Je pare au plus pressé : le lien entre représailles et sécurité. Un tel lien – « seule la rétorsion nous apportera le calme » – est totalement illusoire. Combien de fois, dans le passé récent, Israël s’est-il lancé dans des opérations de vengeance et de châtiment après des attentats palestiniens ? Cela nous a-t-il pour autant conduits à plus de sécurité ? Au contraire !

Israël doit enfin s’en tenir au respect des principes qui régissent les relations internationales : mettre fin au blocus ainsi qu’à l’apartheid. Voilà, plutôt que toutes les formes d’escalade et d’intensification, ce qui devrait conduire à la sécurité d’Israël.

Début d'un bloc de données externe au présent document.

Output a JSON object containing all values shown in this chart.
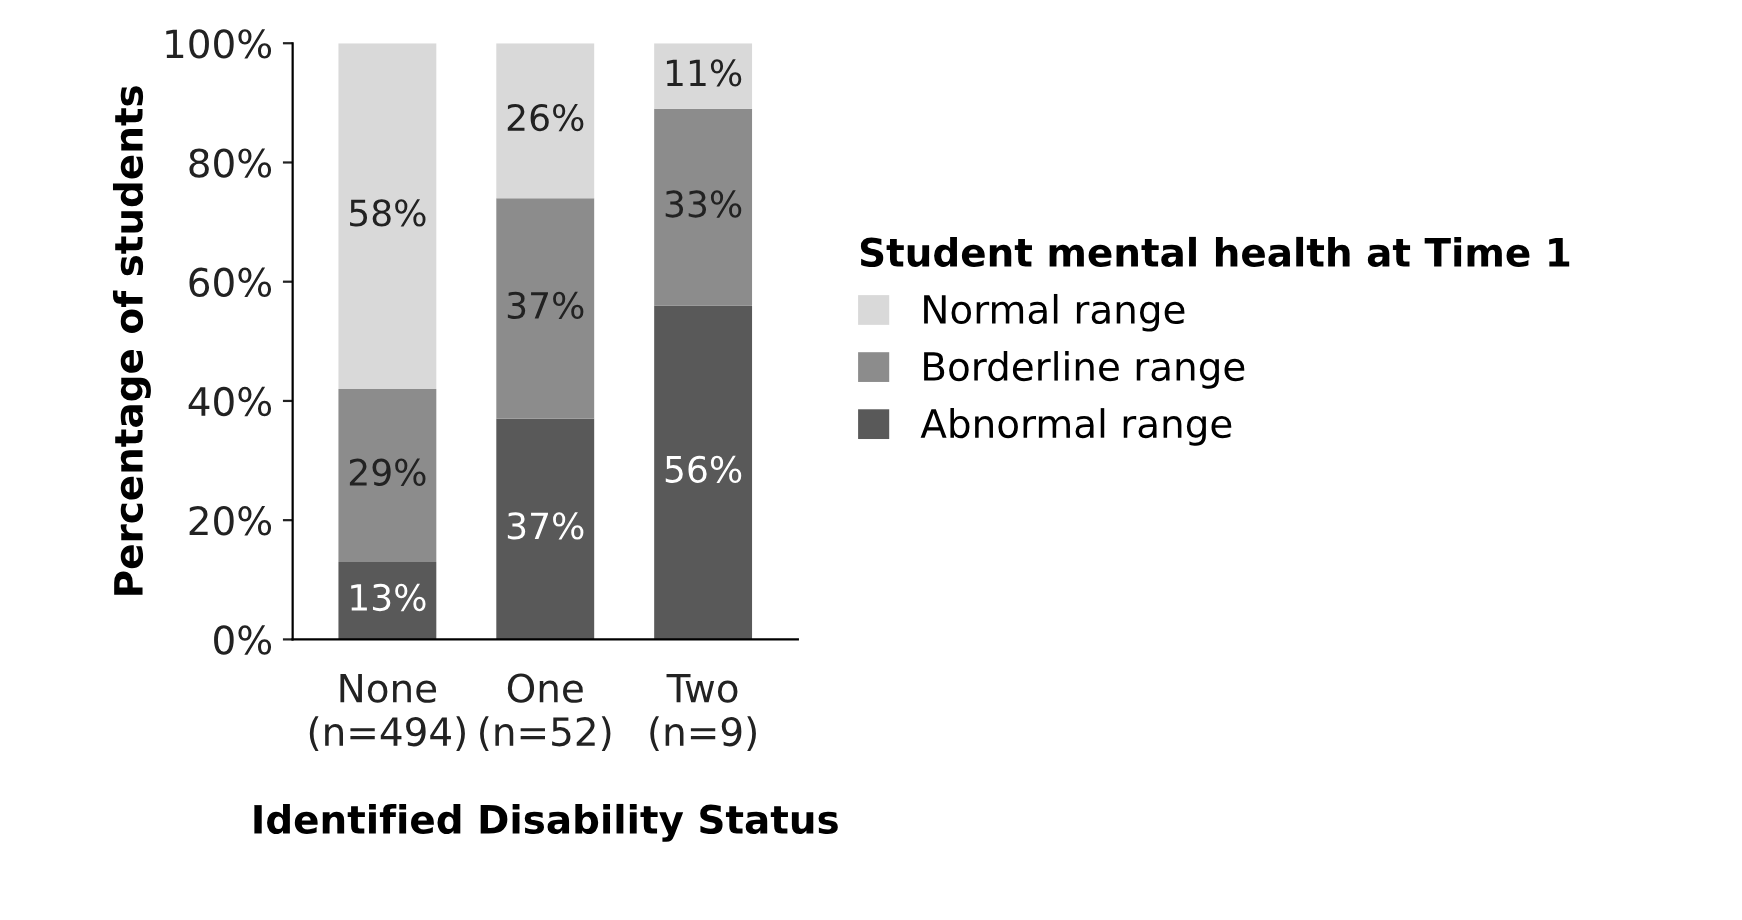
{
  "chart_data": {
    "type": "bar",
    "stacked": true,
    "xlabel": "Identified Disability Status",
    "ylabel": "Percentage of students",
    "legend_title": "Student mental health at Time 1",
    "legend": "right",
    "categories": [
      "None\n(n=494)",
      "One\n(n=52)",
      "Two\n(n=9)"
    ],
    "series": [
      {
        "name": "Abnormal range",
        "color": "#595959",
        "values": [
          13,
          37,
          56
        ],
        "value_labels": [
          "13%",
          "37%",
          "56%"
        ]
      },
      {
        "name": "Borderline range",
        "color": "#8c8c8c",
        "values": [
          29,
          37,
          33
        ],
        "value_labels": [
          "29%",
          "37%",
          "33%"
        ]
      },
      {
        "name": "Normal range",
        "color": "#d9d9d9",
        "values": [
          58,
          26,
          11
        ],
        "value_labels": [
          "58%",
          "26%",
          "11%"
        ]
      }
    ],
    "ylim": [
      0,
      100
    ],
    "yticks": [
      {
        "value": 0,
        "label": "0%"
      },
      {
        "value": 20,
        "label": "20%"
      },
      {
        "value": 40,
        "label": "40%"
      },
      {
        "value": 60,
        "label": "60%"
      },
      {
        "value": 80,
        "label": "80%"
      },
      {
        "value": 100,
        "label": "100%"
      }
    ],
    "grid": false
  }
}
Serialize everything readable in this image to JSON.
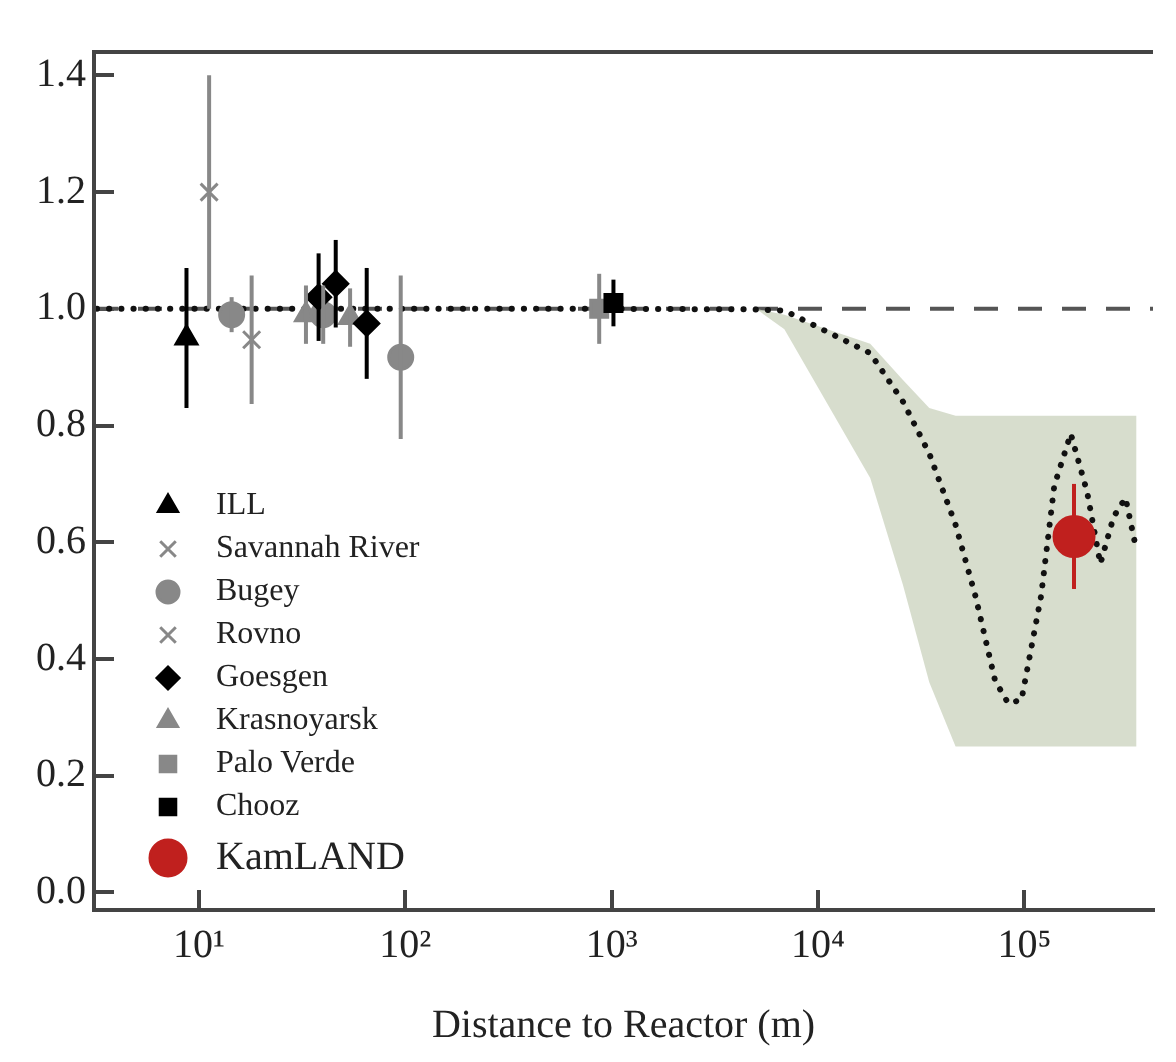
{
  "chart_data": {
    "type": "scatter",
    "xlabel": "Distance to Reactor (m)",
    "log": "x",
    "xlim": [
      3.1,
      420000
    ],
    "xticks": [
      {
        "value": 10,
        "label": "10¹"
      },
      {
        "value": 100,
        "label": "10²"
      },
      {
        "value": 1000,
        "label": "10³"
      },
      {
        "value": 10000,
        "label": "10⁴"
      },
      {
        "value": 100000,
        "label": "10⁵"
      }
    ],
    "ylim": [
      -0.03,
      1.44
    ],
    "yticks": [
      {
        "value": 0,
        "label": "0.0"
      },
      0.2,
      0.4,
      0.6,
      0.8,
      {
        "value": 1,
        "label": "1.0"
      },
      1.2,
      1.4
    ],
    "grid": false,
    "legend": "bottom left",
    "ref_lines": [
      {
        "axis": "y",
        "value": 1,
        "color": "#555555",
        "line_style": "dashed"
      }
    ],
    "series": [
      {
        "name": "ILL",
        "color": "#000000",
        "marker": "triangle",
        "x": [
          8.7
        ],
        "values": [
          0.95
        ],
        "errors": [
          0.12
        ]
      },
      {
        "name": "Savannah River",
        "color": "#888888",
        "marker": "cross",
        "x": [
          11.2
        ],
        "values": [
          1.2
        ],
        "errors": [
          0.2
        ]
      },
      {
        "name": "Bugey",
        "color": "#888888",
        "marker": "circle",
        "x": [
          14.4,
          40,
          95
        ],
        "values": [
          0.99,
          0.99,
          0.917
        ],
        "errors": [
          0.03,
          0.05,
          0.14
        ]
      },
      {
        "name": "Rovno",
        "color": "#888888",
        "marker": "cross",
        "x": [
          18
        ],
        "values": [
          0.947
        ],
        "errors": [
          0.11
        ]
      },
      {
        "name": "Goesgen",
        "color": "#000000",
        "marker": "diamond",
        "x": [
          38,
          46,
          65
        ],
        "values": [
          1.02,
          1.043,
          0.975
        ],
        "errors": [
          0.075,
          0.075,
          0.095
        ]
      },
      {
        "name": "Krasnoyarsk",
        "color": "#888888",
        "marker": "triangle",
        "x": [
          33,
          54
        ],
        "values": [
          0.99,
          0.985
        ],
        "errors": [
          0.05,
          0.05
        ]
      },
      {
        "name": "Palo Verde",
        "color": "#888888",
        "marker": "square",
        "x": [
          870
        ],
        "values": [
          1.0
        ],
        "errors": [
          0.06
        ]
      },
      {
        "name": "Chooz",
        "color": "#000000",
        "marker": "square",
        "x": [
          1020
        ],
        "values": [
          1.01
        ],
        "errors": [
          0.04
        ]
      },
      {
        "name": "KamLAND",
        "color": "#c0201e",
        "marker": "circle",
        "x": [
          174000
        ],
        "values": [
          0.61
        ],
        "errors": [
          0.09
        ]
      },
      {
        "type": "line",
        "color": "#111111",
        "line_style": "dotted",
        "marker": "none",
        "x": [
          3.2,
          1000,
          5000,
          6870,
          17900,
          25800,
          34600,
          46400,
          57900,
          72100,
          83500,
          96800,
          120500,
          139600,
          167800,
          201400,
          233400,
          270800,
          309000,
          349600
        ],
        "values": [
          1.0,
          1.0,
          0.999,
          0.997,
          0.924,
          0.841,
          0.752,
          0.63,
          0.508,
          0.363,
          0.324,
          0.33,
          0.508,
          0.697,
          0.786,
          0.686,
          0.563,
          0.644,
          0.676,
          0.586
        ],
        "lower": [
          null,
          null,
          1.0,
          0.965,
          0.71,
          0.527,
          0.36,
          0.25,
          0.25,
          0.25,
          0.25,
          0.25,
          0.25,
          0.25,
          0.25,
          0.25,
          0.25,
          0.25,
          0.25,
          0.25
        ],
        "upper": [
          null,
          null,
          1.0,
          0.99,
          0.94,
          0.878,
          0.83,
          0.817,
          0.817,
          0.817,
          0.817,
          0.817,
          0.817,
          0.817,
          0.817,
          0.817,
          0.817,
          0.817,
          0.817,
          0.817
        ]
      }
    ]
  }
}
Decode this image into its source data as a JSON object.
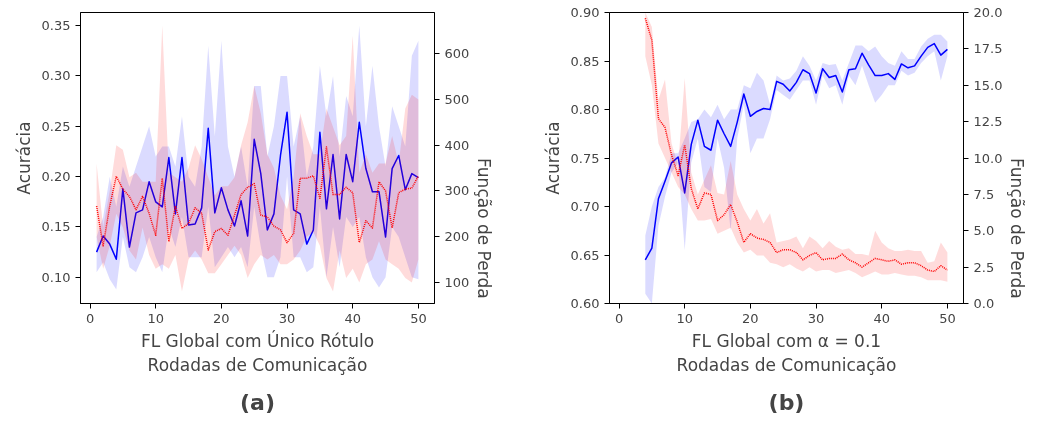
{
  "chart_data": [
    {
      "type": "line",
      "xlabel": "FL Global com Único Rótulo\nRodadas de Comunicação",
      "ylabel": "Acurácia",
      "y2label": "Função de Perda",
      "annotations": [
        "(a)"
      ],
      "x": [
        1,
        2,
        3,
        4,
        5,
        6,
        7,
        8,
        9,
        10,
        11,
        12,
        13,
        14,
        15,
        16,
        17,
        18,
        19,
        20,
        21,
        22,
        23,
        24,
        25,
        26,
        27,
        28,
        29,
        30,
        31,
        32,
        33,
        34,
        35,
        36,
        37,
        38,
        39,
        40,
        41,
        42,
        43,
        44,
        45,
        46,
        47,
        48,
        49,
        50
      ],
      "xlim": [
        -1.45,
        52.45
      ],
      "xticks": [
        0,
        10,
        20,
        30,
        40,
        50
      ],
      "ylim": [
        0.074,
        0.363
      ],
      "yticks": [
        {
          "value": 0.1,
          "label": "0.10"
        },
        {
          "value": 0.15,
          "label": "0.15"
        },
        {
          "value": 0.2,
          "label": "0.20"
        },
        {
          "value": 0.25,
          "label": "0.25"
        },
        {
          "value": 0.3,
          "label": "0.30"
        },
        {
          "value": 0.35,
          "label": "0.35"
        }
      ],
      "y2lim": [
        54,
        690
      ],
      "y2ticks": [
        100,
        200,
        300,
        400,
        500,
        600
      ],
      "grid": false,
      "series": [
        {
          "color": "#0000ff",
          "line_style": "solid",
          "values": [
            0.125,
            0.141,
            0.133,
            0.118,
            0.188,
            0.13,
            0.164,
            0.167,
            0.195,
            0.175,
            0.17,
            0.219,
            0.163,
            0.219,
            0.152,
            0.153,
            0.169,
            0.248,
            0.164,
            0.189,
            0.167,
            0.151,
            0.176,
            0.141,
            0.237,
            0.203,
            0.147,
            0.163,
            0.221,
            0.264,
            0.167,
            0.163,
            0.133,
            0.147,
            0.244,
            0.168,
            0.222,
            0.158,
            0.222,
            0.195,
            0.254,
            0.208,
            0.185,
            0.185,
            0.14,
            0.208,
            0.221,
            0.187,
            0.203,
            0.199
          ],
          "upper": [
            0.14,
            0.16,
            0.2,
            0.17,
            0.21,
            0.19,
            0.21,
            0.23,
            0.25,
            0.22,
            0.23,
            0.23,
            0.21,
            0.26,
            0.2,
            0.19,
            0.23,
            0.33,
            0.24,
            0.335,
            0.23,
            0.2,
            0.23,
            0.19,
            0.29,
            0.29,
            0.22,
            0.25,
            0.3,
            0.3,
            0.23,
            0.26,
            0.2,
            0.23,
            0.31,
            0.26,
            0.3,
            0.22,
            0.28,
            0.26,
            0.35,
            0.25,
            0.31,
            0.25,
            0.21,
            0.27,
            0.25,
            0.23,
            0.32,
            0.335
          ],
          "lower": [
            0.105,
            0.115,
            0.098,
            0.088,
            0.14,
            0.11,
            0.105,
            0.12,
            0.14,
            0.12,
            0.105,
            0.15,
            0.13,
            0.16,
            0.12,
            0.12,
            0.12,
            0.17,
            0.11,
            0.12,
            0.13,
            0.12,
            0.13,
            0.11,
            0.17,
            0.13,
            0.1,
            0.1,
            0.12,
            0.2,
            0.12,
            0.12,
            0.105,
            0.11,
            0.17,
            0.1,
            0.15,
            0.11,
            0.16,
            0.15,
            0.16,
            0.12,
            0.1,
            0.09,
            0.1,
            0.15,
            0.14,
            0.12,
            0.1,
            0.098
          ]
        },
        {
          "color": "#ff0000",
          "line_style": "dotted",
          "axis": "y2",
          "values": [
            267,
            180,
            267,
            332,
            304,
            288,
            259,
            288,
            251,
            203,
            328,
            189,
            267,
            218,
            229,
            263,
            251,
            171,
            211,
            218,
            203,
            247,
            292,
            308,
            316,
            247,
            243,
            223,
            215,
            187,
            207,
            328,
            328,
            333,
            284,
            396,
            292,
            292,
            308,
            296,
            187,
            235,
            219,
            320,
            300,
            219,
            296,
            304,
            306,
            333
          ],
          "upper": [
            360,
            220,
            300,
            400,
            390,
            330,
            340,
            320,
            320,
            320,
            662,
            340,
            330,
            320,
            350,
            400,
            370,
            330,
            290,
            310,
            310,
            330,
            400,
            450,
            530,
            470,
            380,
            350,
            290,
            260,
            330,
            470,
            420,
            380,
            380,
            480,
            440,
            400,
            420,
            640,
            340,
            380,
            340,
            360,
            360,
            420,
            360,
            480,
            510,
            500
          ],
          "lower": [
            200,
            130,
            180,
            250,
            220,
            170,
            150,
            220,
            160,
            130,
            140,
            130,
            160,
            80,
            150,
            170,
            150,
            120,
            120,
            140,
            160,
            180,
            160,
            110,
            140,
            160,
            150,
            160,
            140,
            140,
            150,
            170,
            200,
            210,
            180,
            110,
            80,
            170,
            110,
            130,
            100,
            140,
            150,
            190,
            150,
            140,
            130,
            110,
            100,
            150
          ]
        }
      ]
    },
    {
      "type": "line",
      "xlabel": "FL Global com α = 0.1\nRodadas de Comunicação",
      "ylabel": "Acurácia",
      "y2label": "Função de Perda",
      "annotations": [
        "(b)"
      ],
      "x": [
        4,
        5,
        6,
        7,
        8,
        9,
        10,
        11,
        12,
        13,
        14,
        15,
        16,
        17,
        18,
        19,
        20,
        21,
        22,
        23,
        24,
        25,
        26,
        27,
        28,
        29,
        30,
        31,
        32,
        33,
        34,
        35,
        36,
        37,
        38,
        39,
        40,
        41,
        42,
        43,
        44,
        45,
        46,
        47,
        48,
        49,
        50
      ],
      "xlim": [
        -1.45,
        52.45
      ],
      "xticks": [
        0,
        10,
        20,
        30,
        40,
        50
      ],
      "ylim": [
        0.6,
        0.9
      ],
      "yticks": [
        {
          "value": 0.6,
          "label": "0.60"
        },
        {
          "value": 0.65,
          "label": "0.65"
        },
        {
          "value": 0.7,
          "label": "0.70"
        },
        {
          "value": 0.75,
          "label": "0.75"
        },
        {
          "value": 0.8,
          "label": "0.80"
        },
        {
          "value": 0.85,
          "label": "0.85"
        },
        {
          "value": 0.9,
          "label": "0.90"
        }
      ],
      "y2lim": [
        0,
        20
      ],
      "y2ticks": [
        {
          "value": 0,
          "label": "0.0"
        },
        {
          "value": 2.5,
          "label": "2.5"
        },
        {
          "value": 5,
          "label": "5.0"
        },
        {
          "value": 7.5,
          "label": "7.5"
        },
        {
          "value": 10,
          "label": "10.0"
        },
        {
          "value": 12.5,
          "label": "12.5"
        },
        {
          "value": 15,
          "label": "15.0"
        },
        {
          "value": 17.5,
          "label": "17.5"
        },
        {
          "value": 20,
          "label": "20.0"
        }
      ],
      "grid": false,
      "series": [
        {
          "color": "#0000ff",
          "line_style": "solid",
          "values": [
            0.645,
            0.657,
            0.708,
            0.726,
            0.745,
            0.751,
            0.714,
            0.764,
            0.789,
            0.762,
            0.758,
            0.789,
            0.775,
            0.762,
            0.787,
            0.816,
            0.793,
            0.798,
            0.801,
            0.8,
            0.829,
            0.826,
            0.819,
            0.828,
            0.841,
            0.837,
            0.817,
            0.842,
            0.833,
            0.835,
            0.818,
            0.841,
            0.842,
            0.858,
            0.846,
            0.835,
            0.835,
            0.837,
            0.831,
            0.847,
            0.843,
            0.845,
            0.855,
            0.864,
            0.868,
            0.856,
            0.862
          ],
          "upper": [
            0.67,
            0.7,
            0.72,
            0.73,
            0.755,
            0.755,
            0.77,
            0.787,
            0.79,
            0.8,
            0.792,
            0.805,
            0.79,
            0.8,
            0.8,
            0.825,
            0.822,
            0.838,
            0.83,
            0.805,
            0.835,
            0.83,
            0.832,
            0.84,
            0.855,
            0.845,
            0.83,
            0.848,
            0.846,
            0.847,
            0.83,
            0.848,
            0.866,
            0.866,
            0.86,
            0.865,
            0.855,
            0.848,
            0.845,
            0.86,
            0.852,
            0.852,
            0.865,
            0.873,
            0.877,
            0.877,
            0.87
          ],
          "lower": [
            0.61,
            0.6,
            0.68,
            0.71,
            0.735,
            0.745,
            0.655,
            0.745,
            0.77,
            0.72,
            0.715,
            0.77,
            0.74,
            0.675,
            0.77,
            0.805,
            0.755,
            0.77,
            0.77,
            0.79,
            0.82,
            0.815,
            0.81,
            0.82,
            0.83,
            0.83,
            0.805,
            0.835,
            0.822,
            0.825,
            0.805,
            0.835,
            0.825,
            0.845,
            0.825,
            0.807,
            0.815,
            0.825,
            0.825,
            0.84,
            0.835,
            0.838,
            0.848,
            0.855,
            0.86,
            0.83,
            0.855
          ]
        },
        {
          "color": "#ff0000",
          "line_style": "dotted",
          "axis": "y2",
          "values": [
            19.6,
            18.1,
            12.7,
            12.1,
            10.2,
            8.8,
            10.9,
            7.9,
            6.5,
            7.6,
            7.5,
            5.7,
            6.1,
            6.8,
            5.6,
            4.2,
            4.8,
            4.5,
            4.4,
            4.2,
            3.5,
            3.7,
            3.7,
            3.5,
            3.0,
            3.3,
            3.5,
            3.0,
            3.1,
            3.1,
            3.4,
            3.0,
            2.8,
            2.5,
            2.8,
            3.1,
            3.0,
            2.9,
            3.0,
            2.7,
            2.8,
            2.8,
            2.6,
            2.3,
            2.2,
            2.6,
            2.3
          ],
          "upper": [
            20,
            19,
            14,
            15.4,
            11,
            9.5,
            15.5,
            9,
            7.5,
            8.5,
            9.5,
            7.6,
            7.5,
            9.8,
            7.5,
            6.5,
            5.7,
            6.5,
            5.5,
            6.2,
            4.2,
            4.3,
            4.4,
            4.6,
            3.8,
            4.6,
            4.3,
            3.8,
            4.3,
            3.9,
            3.7,
            3.8,
            3.4,
            3.4,
            3.3,
            5.0,
            4.2,
            3.8,
            3.6,
            3.6,
            3.7,
            3.6,
            3.6,
            2.8,
            2.9,
            4.2,
            3.5
          ],
          "lower": [
            17,
            15,
            11,
            10,
            9,
            8,
            7.5,
            6.5,
            5.7,
            5.7,
            5.8,
            4.8,
            5,
            5.2,
            4.2,
            3.5,
            3.7,
            3.3,
            3.3,
            2.8,
            2.7,
            2.5,
            2.7,
            2.4,
            2.2,
            2.5,
            2.2,
            2.3,
            2.3,
            2.1,
            2.2,
            2.3,
            2.1,
            1.8,
            2.0,
            2.2,
            2.0,
            2.0,
            2.1,
            2.0,
            1.9,
            1.9,
            1.8,
            1.6,
            1.6,
            1.6,
            1.5
          ]
        }
      ]
    }
  ]
}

Vous avez la chance, vivant dans un pays occupant se targuant d’être une démocratie, d’exprimer un point de vue critique. C’est un luxe que ne peuvent se permettre tant de Palestiniens, non ?

J’accepte volontiers l’idée que c’est plus facile pour moi de parler librement. Je ne veux pas m’exprimer à la place des Palestiniens, mais je ne vous cache pas que je souhaite ardemment que nos amis et partenaires en Palestine reconnaissent qu’un crime horrible a été commis par le Hamas le week-end du 7 octobre.

Que vous apporte d’être juive d’Iran ?

Une vision claire de la place d’Israël au Moyen-Orient. Une vision claire de la nature coloniale, du rôle et de la géopolitique d’Israël.

Vous avez parlé d’« apartheid » tout à l’heure et maintenant de « nature coloniale », ce qui signalerait une « israélophobie », selon les défenseurs inconditionnels de l’État hébreu…

B’Tselem a publié voilà bientôt trois ans un rapport étayant ces aspects indéniables d’Israël. Notre position n’est pas nouvelle et devrait permettre de faire progresser les discussions, voire la situation, plutôt que de susciter des crispations déplacées par les temps qui courent.